Voir cette publication sur Instagram
Gaël Faye décrit avec beaucoup de poésie cette jeunesse prise en étau. Si 60% de la population rwandaise actuelle est née après le génocide, le traumatisme reste présent 30 ans après et continue d’habiter la nouvelle génération, incarnée dans le livre par la jeune Stella. Cette dernière, curieuse de découvrir l’histoire de son arrière-grand-mère Rosalie et de sa mère Eusébie, est emportée par la nécessité de capter cette parole, avant qu’elle disparaisse, pour ne pas oublier et, surtout, pour réparer.
À l’occasion d’un exposé pour l’école, Stella s’attèle à la retranscription d’une dizaine de cassettes retraçant la vie tumultueuse de Rosalie. Gaël Faye touche là à une corde sensible et, surtout, universelle : qui n’aurait pas rêvé de reconstituer la vie de ses aïeux, qu’on laisse trop souvent s’évaporer ? Les récits intergénérationnels se mêlent, s’emmêlent. Sans que l’on s’y attende, l’auteur fait même échos à Petit Pays et tisse des liens étroits entre ses personnages. De quoi ranimer le tourbillon d’émotions ressenties lors de la lecture de ce premier livre.

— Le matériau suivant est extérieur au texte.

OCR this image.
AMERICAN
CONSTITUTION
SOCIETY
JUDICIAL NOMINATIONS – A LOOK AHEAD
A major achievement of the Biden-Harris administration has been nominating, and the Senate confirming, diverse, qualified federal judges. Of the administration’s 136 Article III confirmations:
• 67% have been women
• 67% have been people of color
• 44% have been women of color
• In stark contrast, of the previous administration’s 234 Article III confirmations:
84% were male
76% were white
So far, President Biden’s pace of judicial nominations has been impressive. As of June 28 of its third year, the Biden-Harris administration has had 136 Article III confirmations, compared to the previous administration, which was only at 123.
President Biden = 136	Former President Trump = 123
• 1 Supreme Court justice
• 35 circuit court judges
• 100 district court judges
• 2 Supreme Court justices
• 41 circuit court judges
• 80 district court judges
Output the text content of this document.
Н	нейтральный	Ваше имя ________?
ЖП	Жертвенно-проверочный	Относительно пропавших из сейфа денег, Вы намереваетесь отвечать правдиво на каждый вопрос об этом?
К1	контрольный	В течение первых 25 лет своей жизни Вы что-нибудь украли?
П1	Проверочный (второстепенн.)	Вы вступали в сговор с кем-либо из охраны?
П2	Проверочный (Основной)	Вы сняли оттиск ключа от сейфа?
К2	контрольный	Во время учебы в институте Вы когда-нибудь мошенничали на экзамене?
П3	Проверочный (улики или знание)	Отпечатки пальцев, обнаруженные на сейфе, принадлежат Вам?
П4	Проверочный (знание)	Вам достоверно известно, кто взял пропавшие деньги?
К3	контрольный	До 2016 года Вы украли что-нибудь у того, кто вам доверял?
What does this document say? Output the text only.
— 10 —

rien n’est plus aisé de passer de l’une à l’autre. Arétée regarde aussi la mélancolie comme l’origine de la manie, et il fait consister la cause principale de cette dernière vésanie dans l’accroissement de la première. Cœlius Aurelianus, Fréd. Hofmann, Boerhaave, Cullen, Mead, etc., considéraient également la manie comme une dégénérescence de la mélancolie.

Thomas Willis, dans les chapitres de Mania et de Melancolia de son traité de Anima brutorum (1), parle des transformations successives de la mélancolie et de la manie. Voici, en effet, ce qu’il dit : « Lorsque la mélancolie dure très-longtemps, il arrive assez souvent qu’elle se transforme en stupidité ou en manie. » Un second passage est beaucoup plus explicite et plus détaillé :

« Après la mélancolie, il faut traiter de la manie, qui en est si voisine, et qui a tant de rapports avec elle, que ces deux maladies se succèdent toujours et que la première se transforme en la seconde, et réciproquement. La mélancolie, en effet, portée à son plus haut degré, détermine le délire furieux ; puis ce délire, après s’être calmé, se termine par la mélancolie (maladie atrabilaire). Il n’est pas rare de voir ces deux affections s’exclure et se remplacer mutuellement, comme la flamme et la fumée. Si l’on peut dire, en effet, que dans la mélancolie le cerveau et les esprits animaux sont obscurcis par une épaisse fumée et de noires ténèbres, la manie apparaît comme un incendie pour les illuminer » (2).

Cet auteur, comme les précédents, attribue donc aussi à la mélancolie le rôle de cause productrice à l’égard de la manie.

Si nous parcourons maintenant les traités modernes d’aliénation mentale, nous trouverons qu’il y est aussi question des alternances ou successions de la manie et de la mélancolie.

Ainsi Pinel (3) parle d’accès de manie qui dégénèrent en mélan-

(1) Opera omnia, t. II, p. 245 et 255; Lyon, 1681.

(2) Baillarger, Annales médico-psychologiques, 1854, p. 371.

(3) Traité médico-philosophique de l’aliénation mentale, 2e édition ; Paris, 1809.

Comme Petit Pays avant lui, Jacaranda happe les lecteurs et lectrices, les prend aux tripes, puisque l’auteur lève le voile sur la réalité du génocide des Tutsis. Cependant, sa plume sensible et chargée de poésie célèbre avant tout le peuple rwandais et sa force de résilience. Une nouvelle fois, Gaël Faye éclaire l’histoire de ce pays, des enjeux qui l’animent et de sa population, dont la seule boussole est désormais l’apaisement.
Jacaranda de Gaël Faye, publié aux éditions Grasset, le 14 août en librairies.